Flamboyant New York developer Donald Trump was in town for
the ceremony. His 90-story will be the fourth tallest building
in Chicago at 1,125 ft.
Chicago-based Skidmore, Owings & Merrill is the architect,
and the Chicago office of New York-based Bovis Lend Lease
is serving as the general contractor.
Tribune Foundation Unveils Museum Plans
The Chicago-based McCormick Tribune Foundation has announced
plans to build a public museum dedicated to America's freedoms,
with special emphasis on First Amendment rights.
The not-yet-named facility will feature 10,000 sq. ft. of
exhibition space and will be located in the Tribune Tower
on Michigan Avenue.
The project is expected to start in April, and the museum
is project to open the same month in 2006.

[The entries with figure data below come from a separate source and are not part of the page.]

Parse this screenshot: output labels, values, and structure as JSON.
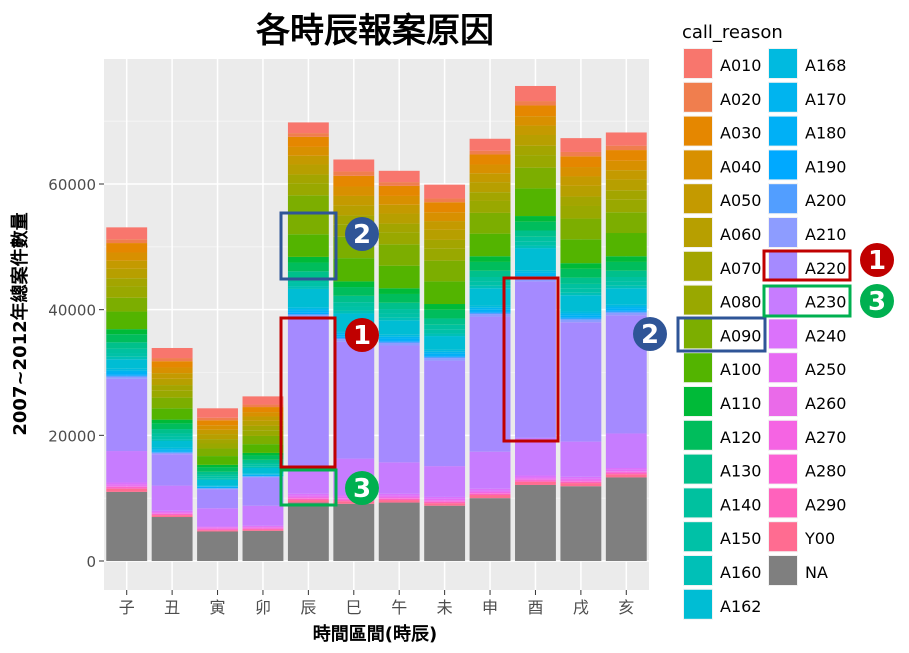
{
  "chart_data": {
    "type": "bar",
    "stacked": true,
    "title": "各時辰報案原因",
    "xlabel": "時間區間(時辰)",
    "ylabel": "2007~2012年總案件數量",
    "ylim": [
      0,
      78000
    ],
    "yticks": [
      0,
      20000,
      40000,
      60000
    ],
    "ytick_labels": [
      "0",
      "20000",
      "40000",
      "60000"
    ],
    "grid": true,
    "legend_title": "call_reason",
    "legend_position": "right",
    "categories": [
      "子",
      "丑",
      "寅",
      "卯",
      "辰",
      "巳",
      "午",
      "未",
      "申",
      "酉",
      "戌",
      "亥"
    ],
    "series": [
      {
        "name": "NA",
        "color": "#7f7f7f",
        "values": [
          11000,
          7000,
          4700,
          4800,
          9300,
          9100,
          9300,
          8800,
          10000,
          12100,
          11900,
          13300
        ]
      },
      {
        "name": "Y00",
        "color": "#ff6c91",
        "values": [
          500,
          300,
          200,
          200,
          400,
          400,
          400,
          400,
          500,
          500,
          500,
          500
        ]
      },
      {
        "name": "A290",
        "color": "#ff62bc",
        "values": [
          200,
          100,
          100,
          100,
          200,
          200,
          200,
          200,
          200,
          200,
          200,
          200
        ]
      },
      {
        "name": "A280",
        "color": "#fc61d5",
        "values": [
          100,
          100,
          100,
          100,
          100,
          100,
          100,
          100,
          100,
          100,
          100,
          100
        ]
      },
      {
        "name": "A270",
        "color": "#f564e3",
        "values": [
          100,
          100,
          100,
          100,
          100,
          100,
          100,
          100,
          100,
          100,
          100,
          100
        ]
      },
      {
        "name": "A260",
        "color": "#ea6ae9",
        "values": [
          100,
          100,
          100,
          100,
          100,
          100,
          100,
          100,
          100,
          100,
          100,
          100
        ]
      },
      {
        "name": "A250",
        "color": "#e76bf3",
        "values": [
          200,
          100,
          100,
          100,
          200,
          200,
          200,
          200,
          200,
          200,
          200,
          200
        ]
      },
      {
        "name": "A240",
        "color": "#db72fb",
        "values": [
          300,
          200,
          100,
          100,
          300,
          300,
          300,
          300,
          300,
          300,
          300,
          300
        ]
      },
      {
        "name": "A230",
        "color": "#c77cff",
        "values": [
          5000,
          4000,
          2900,
          3200,
          4200,
          5800,
          5000,
          4900,
          5900,
          6000,
          5600,
          5500
        ]
      },
      {
        "name": "A220",
        "color": "#a58aff",
        "values": [
          11500,
          5000,
          3000,
          4500,
          23800,
          18600,
          18600,
          16800,
          21500,
          24900,
          19000,
          18800
        ]
      },
      {
        "name": "A210",
        "color": "#8d9cff",
        "values": [
          300,
          200,
          100,
          100,
          400,
          400,
          400,
          400,
          400,
          400,
          400,
          400
        ]
      },
      {
        "name": "A200",
        "color": "#529eff",
        "values": [
          200,
          100,
          100,
          100,
          200,
          200,
          200,
          200,
          200,
          200,
          200,
          200
        ]
      },
      {
        "name": "A190",
        "color": "#00a9ff",
        "values": [
          200,
          100,
          100,
          100,
          200,
          200,
          200,
          200,
          200,
          200,
          200,
          200
        ]
      },
      {
        "name": "A180",
        "color": "#00b0f6",
        "values": [
          300,
          200,
          100,
          100,
          300,
          300,
          300,
          300,
          300,
          300,
          300,
          300
        ]
      },
      {
        "name": "A170",
        "color": "#00b4ef",
        "values": [
          300,
          200,
          100,
          100,
          300,
          300,
          300,
          300,
          300,
          300,
          300,
          300
        ]
      },
      {
        "name": "A168",
        "color": "#00bae0",
        "values": [
          300,
          200,
          100,
          100,
          300,
          300,
          300,
          300,
          300,
          300,
          300,
          300
        ]
      },
      {
        "name": "A162",
        "color": "#00bdd4",
        "values": [
          1500,
          1100,
          900,
          900,
          2900,
          2800,
          2300,
          2200,
          2800,
          3600,
          2600,
          2600
        ]
      },
      {
        "name": "A160",
        "color": "#00c0b7",
        "values": [
          400,
          300,
          200,
          200,
          400,
          400,
          400,
          400,
          400,
          400,
          400,
          400
        ]
      },
      {
        "name": "A150",
        "color": "#00c1a7",
        "values": [
          600,
          400,
          300,
          300,
          700,
          700,
          700,
          700,
          700,
          700,
          700,
          700
        ]
      },
      {
        "name": "A140",
        "color": "#00c19f",
        "values": [
          700,
          500,
          300,
          300,
          700,
          700,
          700,
          700,
          700,
          700,
          700,
          700
        ]
      },
      {
        "name": "A130",
        "color": "#00c08b",
        "values": [
          1000,
          700,
          500,
          500,
          1000,
          1000,
          1000,
          1000,
          1000,
          1000,
          1000,
          1000
        ]
      },
      {
        "name": "A120",
        "color": "#00bd5c",
        "values": [
          1300,
          900,
          700,
          700,
          1400,
          1400,
          1400,
          1400,
          1400,
          1400,
          1400,
          1400
        ]
      },
      {
        "name": "A110",
        "color": "#00ba38",
        "values": [
          800,
          600,
          400,
          400,
          900,
          900,
          900,
          900,
          900,
          900,
          900,
          900
        ]
      },
      {
        "name": "A100",
        "color": "#53b400",
        "values": [
          2800,
          1800,
          1400,
          1400,
          3600,
          3700,
          3600,
          3600,
          3600,
          4400,
          3800,
          3700
        ]
      },
      {
        "name": "A090",
        "color": "#7cae00",
        "values": [
          2200,
          1700,
          1200,
          1300,
          6200,
          3400,
          3400,
          3300,
          3300,
          3300,
          3300,
          3300
        ]
      },
      {
        "name": "A080",
        "color": "#99a800",
        "values": [
          1800,
          1100,
          800,
          900,
          1900,
          2000,
          1900,
          1900,
          1900,
          2000,
          2000,
          2000
        ]
      },
      {
        "name": "A070",
        "color": "#a3a500",
        "values": [
          1300,
          900,
          700,
          700,
          1400,
          1400,
          1400,
          1400,
          1400,
          1500,
          1500,
          1500
        ]
      },
      {
        "name": "A060",
        "color": "#b79f00",
        "values": [
          1500,
          1000,
          800,
          800,
          1600,
          1600,
          1600,
          1600,
          1600,
          1700,
          1700,
          1700
        ]
      },
      {
        "name": "A050",
        "color": "#c49a00",
        "values": [
          1300,
          900,
          700,
          700,
          1400,
          1500,
          1400,
          1400,
          1400,
          1500,
          1500,
          1500
        ]
      },
      {
        "name": "A040",
        "color": "#d89000",
        "values": [
          1300,
          900,
          700,
          700,
          1400,
          1500,
          1400,
          1400,
          1400,
          1500,
          1500,
          1500
        ]
      },
      {
        "name": "A030",
        "color": "#e58700",
        "values": [
          1500,
          1000,
          800,
          800,
          1600,
          1700,
          1600,
          1600,
          1600,
          1700,
          1700,
          1700
        ]
      },
      {
        "name": "A020",
        "color": "#f07e4e",
        "values": [
          600,
          500,
          400,
          400,
          600,
          700,
          600,
          600,
          600,
          700,
          700,
          700
        ]
      },
      {
        "name": "A010",
        "color": "#f8766d",
        "values": [
          1900,
          1600,
          1500,
          1300,
          1700,
          1900,
          1800,
          2200,
          1900,
          2400,
          2200,
          2100
        ]
      }
    ],
    "legend_column1": [
      "A010",
      "A020",
      "A030",
      "A040",
      "A050",
      "A060",
      "A070",
      "A080",
      "A090",
      "A100",
      "A110",
      "A120",
      "A130",
      "A140",
      "A150",
      "A160",
      "A162"
    ],
    "legend_column2": [
      "A168",
      "A170",
      "A180",
      "A190",
      "A200",
      "A210",
      "A220",
      "A230",
      "A240",
      "A250",
      "A260",
      "A270",
      "A280",
      "A290",
      "Y00",
      "NA"
    ]
  },
  "annotations": {
    "markers": [
      {
        "label": "1",
        "color": "#c00000"
      },
      {
        "label": "2",
        "color": "#2f5597"
      },
      {
        "label": "3",
        "color": "#00b050"
      }
    ]
  }
}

The McCormick Museum Foundation was created to design, build
and operate the museum. Chicago-based VOA Associates will
apply programming, master planning, architecture and interior
design services.
Preservation Projects Get Recognition
Nine awards recognizing outstanding preservation efforts
throughout the state were recently presented as part of the
Landmark Preservation Council of Illinois's annual Richard
H. Driehaus Foundation Preservation Awards program.
The winners were honored at a gala dinner held in the reconstructed
Stock Exchange Trading Room at the Art Institute of Chicago.
The projects and individuals honored were:
Central Park Band Shell, Orion: Two years of determined
fundraising and painstaking rehabilitation work helped save
this 90-year-old community music pavilion in northwest Illinois.
Dempster Street Station, Skokie: This Prairie-style
building operated for nearly 70 years as a train station along
the Skokie Swift elevated train line before closing in 1994.
Nine years after appearing on LPCI's Ten Most Endangered Historic
Places in Illinois list, the station has been saved from demolition
and restored for retail use.
Emmett's Tavern & Brewing Company, West Dundee:
This conversion of an 1871 bank building into a local brewery
and fine dining restaurant has helped spur redevelopment of
this Fox River town's historic commercial district.
Hard Rock Hotel, Chicago: The 40-story Carbide and
Carbon Building, which was constructed as an office building
in 1929 was converted into a 381-room hotel with the assistance
of federal and local tax incentives for historic preservation.
Leslie Kenyon, Peoria: This longtime preservation architect
was honored for his career accomplishments, including 75 restoration
projects and his work as an advocate in the Peoria preservation
community.
Menard County Board, Petersburg: The county board,
with encouragement by the local sheriff, chose to restore
its historic 1886 courthouse building, despite the laborious
efforts required to uncover original sandstone masonry hidden
beneath layers of stucco.
Martin Mitchell Mansion & Carriage House, Naperville:
A meticulous restoration of both the exterior and interior
details of a 120-year-old Victorian mansion and outbuilding
located in the historic Naper Settlement has returned two
of the site's properties to their original appearance.
Alfred Mueller, Galena: A lifetime resident of Galena,
Mueller took an interest in documenting the history of the
community by collecting more than 10,000 images in his personal
archives, all of which he made available for public use. Mueller
died at age 95, the week before the awards ceremony.
Wheeler Mansion, Chicago: A formerly vacant, pre-Chicago
Fire mansion located near the McCormick Place Convention Center
has been carefully restored and converted into a European
style boutique hotel with the assistance of a local property
tax incentive program.
Collegians Unite for Senior Housing Design
A plot of land near 39th Street and Michigan Avenue in
Chicago could be the future site of a senior citizen housing
complex that uses the ideas proposed by students at DePaul
University, Illinois Institute of Technology and Ohio's
Kent State University.
The multi-college real estate course at DePaul challenges
business students from DePaul, architecture students from
IIT and graphic design students from Kent State to combine
their ingenuity in teams that will create competing senior
housing facility development proposals tailored to the site.
The land will be developed by a partnership formed by Davis
Group LLC, Kimball Hill Homes, Walsh Construction Co. and
Mesa Development LCC.
The leaders of these four firms - Allison Davis, David Hill,
Daniel Walsh and Richard Hanson - are founding sponsors
of DePaul's Real Estate Center.
Their partnership plans to build a senior housing development
on a parcel near a mixed-use housing redevelopment that
they will construct on the site of the former Chicago Housing
Authority Stateway Gardens housing complex. The developers
will review the winning student team proposal and if the
team's ideas are viable, they may incorporate them into
the real proposal for the senior citizen building site.
The teams will meet in January to present their senior citizen
housing models and marketing and financial proposals in
a juried competition. Their final presentations will contain
all the components of professional real estate proposals
and presentations, including pro forma statements, design
drawings, brochures and Web pages.
Jefferson Tower Starts Work
Ground was broke for the $42 million Jefferson Tower, a
24-story condominium in the Fulton River District of Chicago.
The condominium features 198 units between $216,000 and
$376,000, and the building is one-third sold.